Traveling far and wide around Italy I had the opportunity to see many different methods for booking in the selection hunt but like this one in the province of Siena it had never happened to me! We are in Montalcino, invited by my friend Mirco for a weekend of fallow deer hunting. The chosen area is located in a strip of free territory between two AFVs. Here various stalking have been set up, all from the roof terrace, spaced by about 50 meters. To access the numerous roof terraces you risk passing under those already occupied by others and therefore in order not to bother each other and not to disturb the animals, it was decided to do a very fair thing: in a limited time slot those who intend to go on a of the roof terraces shows up at the meeting point, communicates in which movement you are headed and you move all together and all strictly on foot, so to go so to return.
"Until this morning I had in mind to go to 56, which is very scenic and profitable"Mirco tells me as we arrive at the meeting point,"but as well as in recent days, they also shot us this morning”Adds Mirco.

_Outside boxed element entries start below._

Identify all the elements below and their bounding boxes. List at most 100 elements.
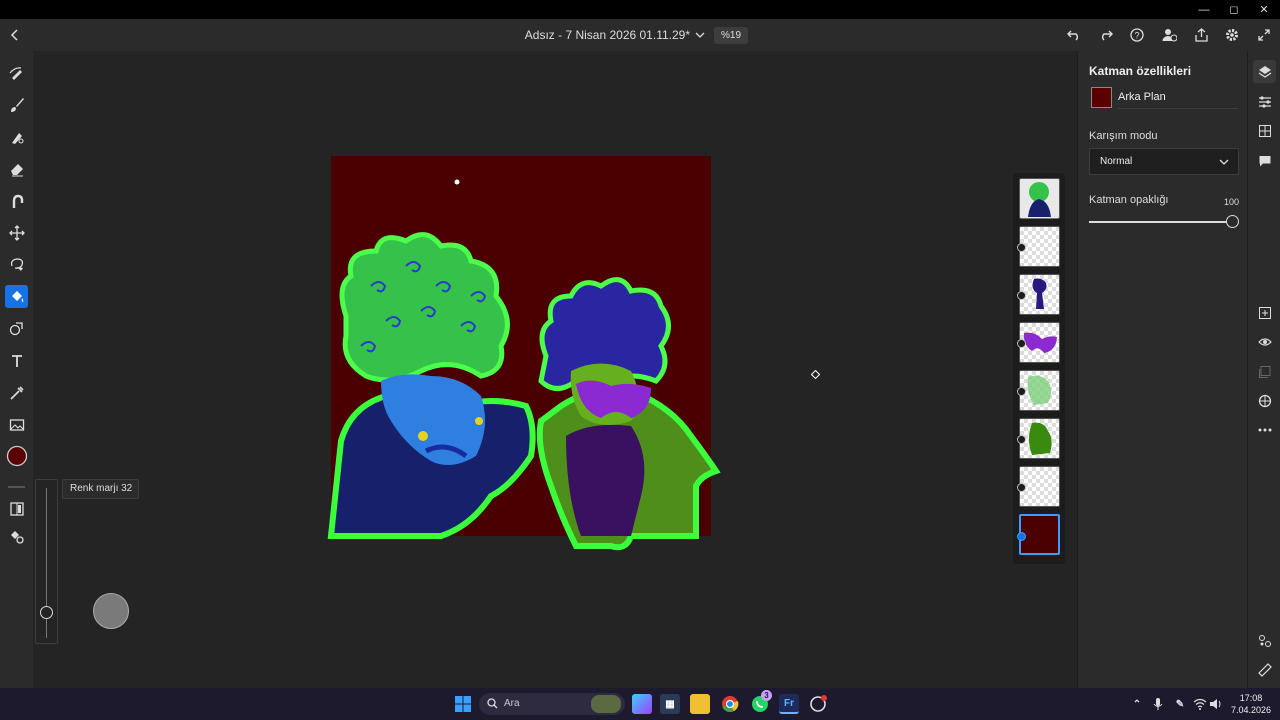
ruler-icon [1257,662,1272,677]
clock-date: 7.04.2026 [1230,705,1272,715]
whatsapp-icon[interactable]: 3 [750,690,772,714]
more-options-button[interactable] [1253,418,1276,441]
comments-panel-button[interactable] [1253,149,1276,172]
eraser-tool[interactable] [5,157,28,180]
taskbar-search[interactable]: Ara [479,693,625,715]
title-dropdown-button[interactable] [690,25,710,45]
layer-thumb-6[interactable] [1017,418,1060,459]
vector-brush-tool[interactable] [5,125,28,148]
layer-thumb-4[interactable] [1017,322,1060,363]
layer-thumb-3[interactable] [1017,274,1060,315]
smudge-icon [12,194,23,208]
shape-tool[interactable] [5,317,28,340]
properties-panel-button[interactable] [1253,90,1276,113]
fill-options-button[interactable] [5,497,28,520]
layer-name[interactable]: Arka Plan [1118,91,1166,103]
back-button[interactable] [5,25,25,45]
move-icon [8,224,25,241]
system-clock[interactable]: 17:08 7.04.2026 [1228,692,1274,716]
settings-button[interactable] [1222,25,1242,45]
undo-button[interactable] [1064,25,1084,45]
layer-thumb-2[interactable] [1017,226,1060,267]
share-icon [1194,28,1208,42]
layer-color-swatch [1091,87,1112,108]
volume-icon[interactable] [1206,694,1226,714]
merge-layer-button[interactable] [1253,360,1276,383]
layer-visibility-dot[interactable] [1017,291,1026,300]
copilot-icon[interactable] [632,694,652,714]
layer-visibility-dot[interactable] [1017,483,1026,492]
add-layer-icon [1258,306,1271,319]
fill-settings-button[interactable] [5,525,28,548]
fill-tool[interactable] [5,285,28,308]
merge-down-icon [1258,365,1270,378]
file-explorer-icon[interactable] [690,694,710,714]
opacity-slider[interactable] [1089,215,1239,229]
move-tool[interactable] [5,221,28,244]
zoom-level[interactable]: %19 [714,27,748,44]
visibility-button[interactable] [1253,330,1276,353]
close-button[interactable]: ✕ [1248,2,1280,18]
eyedropper-tool[interactable] [5,381,28,404]
microphone-icon[interactable] [1148,694,1168,714]
bucket-settings-icon [10,530,24,544]
windows-logo-icon [455,696,471,712]
maximize-button[interactable]: ◻ [1218,2,1250,18]
lasso-selection-tool[interactable] [5,253,28,276]
app-icon[interactable] [808,694,828,714]
network-icon [1258,634,1271,647]
redo-button[interactable] [1096,25,1116,45]
comment-icon [1259,155,1270,166]
opacity-slider-thumb[interactable] [1226,215,1239,228]
layer-visibility-dot[interactable] [1017,435,1026,444]
layer-properties-panel: Katman özellikleri Arka Plan Karışım mod… [1077,51,1247,688]
help-button[interactable]: ? [1127,25,1147,45]
grid-panel-button[interactable] [1253,119,1276,142]
opacity-slider-track [1089,221,1233,223]
layers-panel-button[interactable] [1253,60,1276,83]
layer-visibility-dot[interactable] [1017,532,1026,541]
blend-mode-value: Normal [1100,156,1133,167]
share-layers-button[interactable] [1253,629,1276,652]
gear-icon [1226,29,1238,41]
add-layer-button[interactable] [1253,301,1276,324]
minimize-button[interactable]: — [1188,2,1220,18]
lasso-icon [10,257,23,271]
smudge-tool[interactable] [5,189,28,212]
chrome-icon[interactable] [720,694,740,714]
blend-mode-select[interactable]: Normal [1089,148,1239,175]
chevron-up-icon[interactable]: ⌃ [1127,694,1147,714]
color-picker-swatch[interactable] [5,444,28,467]
shapes-icon [9,321,23,335]
layer-thumb-1[interactable] [1019,178,1060,219]
slider-thumb[interactable] [40,606,53,619]
more-icon [1258,428,1271,431]
adobe-fresco-icon[interactable]: Fr [779,694,799,714]
layer-visibility-dot[interactable] [1017,339,1026,348]
fullscreen-button[interactable] [1254,25,1274,45]
search-icon [487,698,498,709]
layer-thumb-7[interactable] [1017,466,1060,507]
share-people-button[interactable] [1159,25,1179,45]
store-icon[interactable]: ▦ [660,694,680,714]
opacity-value[interactable]: 100 [1209,197,1239,207]
document-title[interactable]: Adsız - 7 Nisan 2026 01.11.29* [500,19,690,51]
color-tolerance-slider[interactable] [35,479,58,644]
ruler-button[interactable] [1253,658,1276,681]
artboard[interactable] [327,156,721,551]
layer-thumb-background-selected[interactable] [1017,514,1060,555]
export-button[interactable] [1191,25,1211,45]
start-button[interactable] [453,694,473,714]
mask-button[interactable] [1253,389,1276,412]
help-icon: ? [1130,28,1144,42]
text-tool[interactable] [5,349,28,372]
layer-visibility-dot[interactable] [1017,243,1026,252]
image-tool[interactable] [5,413,28,436]
layer-visibility-dot[interactable] [1017,387,1026,396]
layer-thumb-5[interactable] [1017,370,1060,411]
live-brush-tool[interactable] [5,93,28,116]
tools-toolbar [0,51,33,688]
name-underline [1118,108,1238,109]
pixel-brush-tool[interactable] [5,61,28,84]
pen-icon[interactable]: ✎ [1170,694,1190,714]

In fact, a bit of boredom has been given to the fallow deer and therefore logically the 56 is reluctantly discarded and immediately replaced with a higher roof terrace that is less frequented and certainly quieter.

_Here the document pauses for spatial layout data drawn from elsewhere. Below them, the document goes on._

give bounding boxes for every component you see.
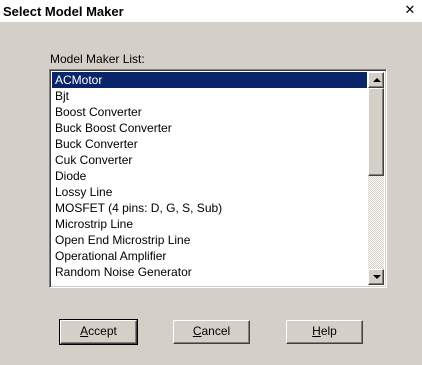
list-item[interactable]: Open End Microstrip Line <box>52 232 367 248</box>
accept-button[interactable]: Accept <box>59 319 138 345</box>
model-maker-list-items: ACMotor Bjt Boost Converter Buck Boost Conv… <box>52 72 367 287</box>
help-button[interactable]: Help <box>286 320 363 344</box>
title-bar[interactable]: Select Model Maker ✕ <box>0 0 422 22</box>
help-label: elp <box>320 324 337 338</box>
scroll-down-arrow-icon <box>373 275 381 279</box>
accept-mnemonic: A <box>80 324 89 338</box>
model-maker-list-label: Model Maker List: <box>50 52 145 66</box>
scroll-up-button[interactable] <box>368 72 384 88</box>
list-item[interactable]: Lossy Line <box>52 184 367 200</box>
model-maker-listbox[interactable]: ACMotor Bjt Boost Converter Buck Boost Conv… <box>49 69 387 288</box>
scroll-down-button[interactable] <box>368 269 384 285</box>
list-item[interactable]: ACMotor <box>52 72 367 88</box>
list-item[interactable]: Buck Converter <box>52 136 367 152</box>
list-item[interactable]: Boost Converter <box>52 104 367 120</box>
list-item[interactable]: Random Noise Generator <box>52 264 367 280</box>
list-item[interactable]: Bjt <box>52 88 367 104</box>
list-item[interactable]: Buck Boost Converter <box>52 120 367 136</box>
close-icon[interactable]: ✕ <box>403 4 417 18</box>
list-item[interactable]: Diode <box>52 168 367 184</box>
accept-label: ccept <box>88 324 117 338</box>
vertical-scrollbar[interactable] <box>368 72 384 285</box>
window-title: Select Model Maker <box>3 4 124 19</box>
cancel-button[interactable]: Cancel <box>173 320 250 344</box>
list-item[interactable]: Cuk Converter <box>52 152 367 168</box>
list-item[interactable]: Operational Amplifier <box>52 248 367 264</box>
help-mnemonic: H <box>312 324 321 338</box>
scroll-up-arrow-icon <box>373 78 381 82</box>
scrollbar-thumb[interactable] <box>368 88 384 176</box>
list-item[interactable]: MOSFET (4 pins: D, G, S, Sub) <box>52 200 367 216</box>
select-model-maker-dialog: Select Model Maker ✕ Model Maker List: A… <box>0 0 422 365</box>
list-item[interactable]: Microstrip Line <box>52 216 367 232</box>
cancel-label: ancel <box>201 324 231 338</box>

It is still daytime and we have just left the stairs of the roof terrace when two close roars stir up ours antennas. “Two little ones” comments Mirco closing the phone from which he has just learned of the lucky withdrawal that has just been consumed in the fields. "But how?" We had just been there and then they shot them this morning and in recent days too! " Incredulous comment. "Indeed- Mirco reassures me- this is the proof that rationality, planning… hunting are very important but not much use! ”.
The hours pass slowly and industriously with eyes that scan every hole in the wood to intercept any movement of fallow deer even before they go out into the field. As evening falls we telemetry an animal at the top of the cut in front of us, almost 180m away but it is a female and it is really very dark, we decide not to shoot and we walk towards the roof terraces further downstream where we will help the partner to arrange the little ones dreaming of the shovels of the male who has not been seen. The next morning when we open the door of the house we are welcomed by a clear and starry sky in which a slightly waning but very bright moon makes a fine show. "How about if we forget the probabilistic calculations and go to 56, where they shot yesterday morning and close to where they took the two little ones last night? From there badly there will be a wonderful view”Mirco proposes and I can only agree.
As the dawn turns off the stars, the silhouettes of plants and fields are outlined. In the field 500 meters from us, an area already within the borders of the AFV, three fallow deer stand out motionless, soon followed by 6 others. “They are all females with babies. No, wait! There are two large animals in the queue! One is melanistic! " I say to Mirco, "The melanic is a crossbow, behind there is a sheet pile and from the attitude it seems to want to drive it away" adds Mirco. The pack follows a path that ends in the woods that separates us from them. "In my opinion they are animals that are returning, once in the woods I don't expect them to go out anymore"Mirco comments with a vaguely resigned tone. A female roe deer with a gray mottled coat due to the winter moult already well started, retraces the same trot of the herd of fallow deer in the distance. After her, three, five ... eleven fallow deer appear to our eyes, between females and young that once again gain the wood through the same passage.
Enthusiastic by so much abundance of animals, although none can be shot for distance and position, we leave out a "small" detail that Mirco notices immediately after: in the field behind us two fallow deer, decidedly tall and to be precise, a melanic crossbow and a sheet pile decide to hide from our eyes and descend towards the wood, pausing for a few minutes in the hollow of the ground so that we can only see the blades. We go down for good luck from the roof terrace to ascertain that they are not yet there where we had no view from above but obviously the handsome males have taken very different paths. Even this exit sees us return empty-handed but the balance is clearly positive, having lived a weekend in a dream place under the banner of friendship and nature.